A Malliavin-Gamma calculus approach to Score Based Diffusion Generative models for random fields
Giacomo Greco
TL;DR
The paper develops an infinite-dimensional extension of score-based diffusion models by embedding the forward noising mechanism in a Gamma-calculus/Dirichlet-form framework on a Hilbert space, using the Cameron–Martin space to define the noise and Malliavin calculus to characterize the score. A central novelty is the abstract time-reversal result that identifies the Gamma-score with a conditional expectation of the initial state, enabling a backward diffusion procedure in Hilbert spaces under a finite entropy assumption. The authors derive entropic convergence bounds in KL divergence that are governed by the Cameron–Martin norm and demonstrate the approach on spherical random fields with Whittle–Matérn noise, including numerical simulation details. This provides a principled, dimension-free foundation for infinite-dimensional SGMs and opens avenues for non-Gaussian noise targets and manifold-valued data modeling with theoretical guarantees.
Abstract
We adopt a Gamma and Malliavin Calculi point of view in order to generalize Score-based diffusion Generative Models (SGMs) to an infinite-dimensional abstract Hilbertian setting.

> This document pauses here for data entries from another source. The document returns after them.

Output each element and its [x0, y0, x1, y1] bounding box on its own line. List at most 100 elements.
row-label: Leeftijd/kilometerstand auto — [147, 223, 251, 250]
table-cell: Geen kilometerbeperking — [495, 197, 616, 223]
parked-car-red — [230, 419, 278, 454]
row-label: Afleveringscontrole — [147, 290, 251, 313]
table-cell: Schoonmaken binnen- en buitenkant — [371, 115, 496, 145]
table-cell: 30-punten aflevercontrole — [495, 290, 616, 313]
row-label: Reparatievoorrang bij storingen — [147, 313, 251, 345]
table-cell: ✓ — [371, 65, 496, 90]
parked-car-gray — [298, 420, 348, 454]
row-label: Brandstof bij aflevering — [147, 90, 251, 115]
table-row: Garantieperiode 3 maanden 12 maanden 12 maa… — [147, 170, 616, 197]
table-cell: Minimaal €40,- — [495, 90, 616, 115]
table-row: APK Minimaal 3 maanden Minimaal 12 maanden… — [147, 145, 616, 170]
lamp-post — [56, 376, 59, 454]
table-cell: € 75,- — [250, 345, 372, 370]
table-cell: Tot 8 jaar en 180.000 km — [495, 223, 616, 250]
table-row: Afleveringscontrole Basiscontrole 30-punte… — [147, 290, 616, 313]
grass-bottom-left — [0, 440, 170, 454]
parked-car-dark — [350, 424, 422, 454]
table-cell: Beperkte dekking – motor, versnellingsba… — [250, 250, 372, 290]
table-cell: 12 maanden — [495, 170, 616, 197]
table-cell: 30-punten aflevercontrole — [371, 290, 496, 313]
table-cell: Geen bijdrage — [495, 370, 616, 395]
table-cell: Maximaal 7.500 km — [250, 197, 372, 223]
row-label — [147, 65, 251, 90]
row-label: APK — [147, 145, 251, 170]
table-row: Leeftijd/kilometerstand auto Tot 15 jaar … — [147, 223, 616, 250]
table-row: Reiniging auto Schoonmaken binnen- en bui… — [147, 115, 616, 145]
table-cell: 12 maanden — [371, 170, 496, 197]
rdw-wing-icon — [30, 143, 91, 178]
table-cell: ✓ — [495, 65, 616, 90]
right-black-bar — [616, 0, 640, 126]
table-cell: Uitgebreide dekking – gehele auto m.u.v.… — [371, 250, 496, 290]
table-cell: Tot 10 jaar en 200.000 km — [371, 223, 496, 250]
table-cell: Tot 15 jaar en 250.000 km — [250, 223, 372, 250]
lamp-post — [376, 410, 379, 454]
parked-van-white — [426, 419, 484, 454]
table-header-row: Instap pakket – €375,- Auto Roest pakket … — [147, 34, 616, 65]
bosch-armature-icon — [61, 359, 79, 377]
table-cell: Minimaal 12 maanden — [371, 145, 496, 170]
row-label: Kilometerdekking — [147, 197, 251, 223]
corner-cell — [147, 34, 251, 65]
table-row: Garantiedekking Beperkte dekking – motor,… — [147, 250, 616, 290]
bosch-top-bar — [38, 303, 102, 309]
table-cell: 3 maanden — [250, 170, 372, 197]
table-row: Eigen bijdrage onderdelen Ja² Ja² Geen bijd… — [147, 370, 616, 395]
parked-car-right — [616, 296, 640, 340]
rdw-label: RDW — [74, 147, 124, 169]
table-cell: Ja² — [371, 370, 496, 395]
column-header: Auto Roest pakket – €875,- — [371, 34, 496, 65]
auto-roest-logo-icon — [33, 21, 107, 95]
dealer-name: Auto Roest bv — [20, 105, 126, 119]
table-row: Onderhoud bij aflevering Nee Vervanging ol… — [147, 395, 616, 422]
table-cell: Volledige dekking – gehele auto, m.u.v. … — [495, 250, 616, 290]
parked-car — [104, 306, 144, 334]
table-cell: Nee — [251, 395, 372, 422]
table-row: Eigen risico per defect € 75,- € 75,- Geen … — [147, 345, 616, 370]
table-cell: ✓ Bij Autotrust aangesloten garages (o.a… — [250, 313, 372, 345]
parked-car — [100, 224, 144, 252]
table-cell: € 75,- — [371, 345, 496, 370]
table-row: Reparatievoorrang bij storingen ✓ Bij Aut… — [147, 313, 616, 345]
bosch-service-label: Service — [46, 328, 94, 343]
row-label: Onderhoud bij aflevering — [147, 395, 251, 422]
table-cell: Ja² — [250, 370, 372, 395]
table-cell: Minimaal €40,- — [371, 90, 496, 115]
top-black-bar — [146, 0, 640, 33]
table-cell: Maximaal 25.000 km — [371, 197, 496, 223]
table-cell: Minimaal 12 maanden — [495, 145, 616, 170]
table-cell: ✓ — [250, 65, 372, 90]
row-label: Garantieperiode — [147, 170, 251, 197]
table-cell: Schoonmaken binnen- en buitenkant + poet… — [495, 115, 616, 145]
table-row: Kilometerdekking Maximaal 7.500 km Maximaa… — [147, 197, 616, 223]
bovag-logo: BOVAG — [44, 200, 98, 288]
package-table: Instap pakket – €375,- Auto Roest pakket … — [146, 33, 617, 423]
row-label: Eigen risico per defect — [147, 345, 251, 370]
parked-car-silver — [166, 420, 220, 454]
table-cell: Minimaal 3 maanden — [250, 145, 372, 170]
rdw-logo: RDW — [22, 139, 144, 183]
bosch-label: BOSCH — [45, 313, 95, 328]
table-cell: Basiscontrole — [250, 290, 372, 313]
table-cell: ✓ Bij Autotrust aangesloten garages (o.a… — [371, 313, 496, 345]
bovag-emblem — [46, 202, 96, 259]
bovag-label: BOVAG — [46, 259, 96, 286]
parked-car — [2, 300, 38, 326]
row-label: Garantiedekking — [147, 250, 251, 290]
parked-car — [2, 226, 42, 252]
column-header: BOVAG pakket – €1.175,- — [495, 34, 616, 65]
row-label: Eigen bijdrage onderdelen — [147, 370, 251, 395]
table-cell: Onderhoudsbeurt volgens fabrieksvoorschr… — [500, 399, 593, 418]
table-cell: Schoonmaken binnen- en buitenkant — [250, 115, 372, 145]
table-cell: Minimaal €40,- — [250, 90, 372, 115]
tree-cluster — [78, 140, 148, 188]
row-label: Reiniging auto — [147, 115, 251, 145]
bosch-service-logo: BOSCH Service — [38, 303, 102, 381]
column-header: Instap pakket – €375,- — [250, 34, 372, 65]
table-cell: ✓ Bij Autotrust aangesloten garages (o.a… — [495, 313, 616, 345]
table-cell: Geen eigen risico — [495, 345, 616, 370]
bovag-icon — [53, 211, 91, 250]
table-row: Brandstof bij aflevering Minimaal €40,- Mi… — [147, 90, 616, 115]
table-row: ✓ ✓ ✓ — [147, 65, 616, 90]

Particularly, we define the forward noising process using Dirichlet forms associated to the Cameron-Martin space of Gaussian measures and Wiener chaoses; whereas by relying on an abstract time-reversal formula, we show that the score function is a Malliavin derivative and it corresponds to a conditional expectation. This allows us to generalize SGMs to the infinite-dimensional setting. Moreover, we extend existing finite-dimensional entropic convergence bounds to this Hilbertian setting by highlighting the role played by the Cameron-Martin norm in the Fisher information of the data distribution. Lastly, we specify our discussion for spherical random fields, considering as source of noise a Whittle-Matérn random spherical field.